You all know we are a pro law enforcement blog. That doesn’t mean that we won’t call out a bad cop when we see one – but it’s such a thankless job. Especially when you have complete idiots expecting the sun to shine out of your ass while you’re trying to protect and serve.
Kaila Elizabeth is just your average millennial stuck in a big mean world. It’s really hard existing and it’s everyone else’s job to make sure that her feelings aren’t fractured.
So, when Kaila broke down in her car, she was just flabbergasted that a patrol cop didn’t help her. So, instead of asking for help, she held her tongue and went to post on All Things Plymouth.
Probably not the best idea.
Now, I’ve never had any issues with cell service in this area. I worked down there for years and years. The spot she is talking about is literally a five minute walk to a shopping center. That’s a HUGE area with about 9000 stores that she could have walked in and made a call.
I can imagine Kaila, a young 23 year-old girl, just walking around in a big circle, not knowing which way was north, exasperated, dehydrated, unsure of what to do because she’s never been out of bars before! THE HORROR!
Most of us wish we would have lucked out by having a cop standing right in front of us.
“I’m sorry officer but my car just broke down. My cell phone blows. May I borrow yours to call my dad?”
“Sure,” the officer would say.
Easy as that.
Not Kaila. She never asked the cop for help. She was butthurt that he didn’t stop to fluff her wellness.

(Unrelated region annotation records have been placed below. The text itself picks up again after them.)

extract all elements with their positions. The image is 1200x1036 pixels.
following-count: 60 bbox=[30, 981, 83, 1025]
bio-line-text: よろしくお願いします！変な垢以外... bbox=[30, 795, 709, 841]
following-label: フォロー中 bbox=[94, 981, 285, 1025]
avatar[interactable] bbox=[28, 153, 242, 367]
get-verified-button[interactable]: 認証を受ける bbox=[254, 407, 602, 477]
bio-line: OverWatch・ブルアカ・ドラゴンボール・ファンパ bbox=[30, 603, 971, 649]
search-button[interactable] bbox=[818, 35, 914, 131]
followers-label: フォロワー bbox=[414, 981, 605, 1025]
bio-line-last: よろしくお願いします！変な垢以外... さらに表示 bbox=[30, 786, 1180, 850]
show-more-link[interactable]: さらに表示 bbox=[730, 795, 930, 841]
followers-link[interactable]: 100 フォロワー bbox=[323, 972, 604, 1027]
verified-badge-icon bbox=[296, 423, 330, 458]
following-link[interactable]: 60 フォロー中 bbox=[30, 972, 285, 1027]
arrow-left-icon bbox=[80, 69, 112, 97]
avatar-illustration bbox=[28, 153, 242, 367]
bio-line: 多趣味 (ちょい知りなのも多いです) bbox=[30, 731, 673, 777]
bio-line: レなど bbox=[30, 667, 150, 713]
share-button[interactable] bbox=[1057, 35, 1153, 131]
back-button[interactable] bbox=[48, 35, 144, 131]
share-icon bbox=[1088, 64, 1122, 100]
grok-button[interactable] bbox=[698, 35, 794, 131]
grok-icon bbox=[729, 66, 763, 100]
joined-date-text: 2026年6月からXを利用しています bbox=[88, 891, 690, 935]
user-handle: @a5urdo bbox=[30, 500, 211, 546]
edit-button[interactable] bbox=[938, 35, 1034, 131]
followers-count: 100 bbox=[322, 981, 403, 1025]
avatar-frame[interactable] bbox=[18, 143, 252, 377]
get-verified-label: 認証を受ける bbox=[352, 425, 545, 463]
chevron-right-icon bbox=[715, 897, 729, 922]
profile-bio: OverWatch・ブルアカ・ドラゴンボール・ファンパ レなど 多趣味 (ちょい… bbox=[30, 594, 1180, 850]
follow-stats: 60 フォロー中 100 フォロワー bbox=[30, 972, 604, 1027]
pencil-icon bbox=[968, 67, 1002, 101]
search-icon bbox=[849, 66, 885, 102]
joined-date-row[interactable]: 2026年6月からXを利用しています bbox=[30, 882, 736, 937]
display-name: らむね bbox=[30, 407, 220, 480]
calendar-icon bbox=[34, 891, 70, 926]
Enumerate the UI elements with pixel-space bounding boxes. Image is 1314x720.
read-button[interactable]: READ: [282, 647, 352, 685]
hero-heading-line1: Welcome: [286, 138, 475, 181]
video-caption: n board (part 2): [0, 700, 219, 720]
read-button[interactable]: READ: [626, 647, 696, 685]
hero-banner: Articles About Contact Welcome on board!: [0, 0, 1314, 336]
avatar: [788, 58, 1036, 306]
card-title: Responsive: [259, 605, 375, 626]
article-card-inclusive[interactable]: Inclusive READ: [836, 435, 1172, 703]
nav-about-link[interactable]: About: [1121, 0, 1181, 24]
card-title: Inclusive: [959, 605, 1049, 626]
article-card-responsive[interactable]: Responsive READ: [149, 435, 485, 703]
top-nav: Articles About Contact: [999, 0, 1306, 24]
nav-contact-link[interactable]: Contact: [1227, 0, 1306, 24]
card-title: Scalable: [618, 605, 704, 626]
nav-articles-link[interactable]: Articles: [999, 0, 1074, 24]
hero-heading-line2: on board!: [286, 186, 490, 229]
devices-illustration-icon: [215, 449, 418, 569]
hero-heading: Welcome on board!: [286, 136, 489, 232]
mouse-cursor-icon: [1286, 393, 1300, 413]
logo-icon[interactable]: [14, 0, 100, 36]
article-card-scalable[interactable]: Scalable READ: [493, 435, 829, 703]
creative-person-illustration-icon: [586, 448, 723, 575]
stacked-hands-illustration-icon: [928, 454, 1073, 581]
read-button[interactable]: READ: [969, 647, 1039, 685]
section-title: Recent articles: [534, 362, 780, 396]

Well, it didn’t turn out to well for our little cupcake when she posted her sob story of idiocy.
Genius question Jennifer!
Wait. They can’t read minds? HAVE I BEEN LIED TO MY WHOLE LIFE?!
Your opinion makes you look like a fucktard, pal.
Shut up Lisa. We don’t do hurt feelings here.
Well, naturally, when fuckery is abound, the Turtle was summoned. Little did they know my best friend had already alerted me to the hilarity.
So let this be a lesson to all of the butthurts. The Turtle is always watching.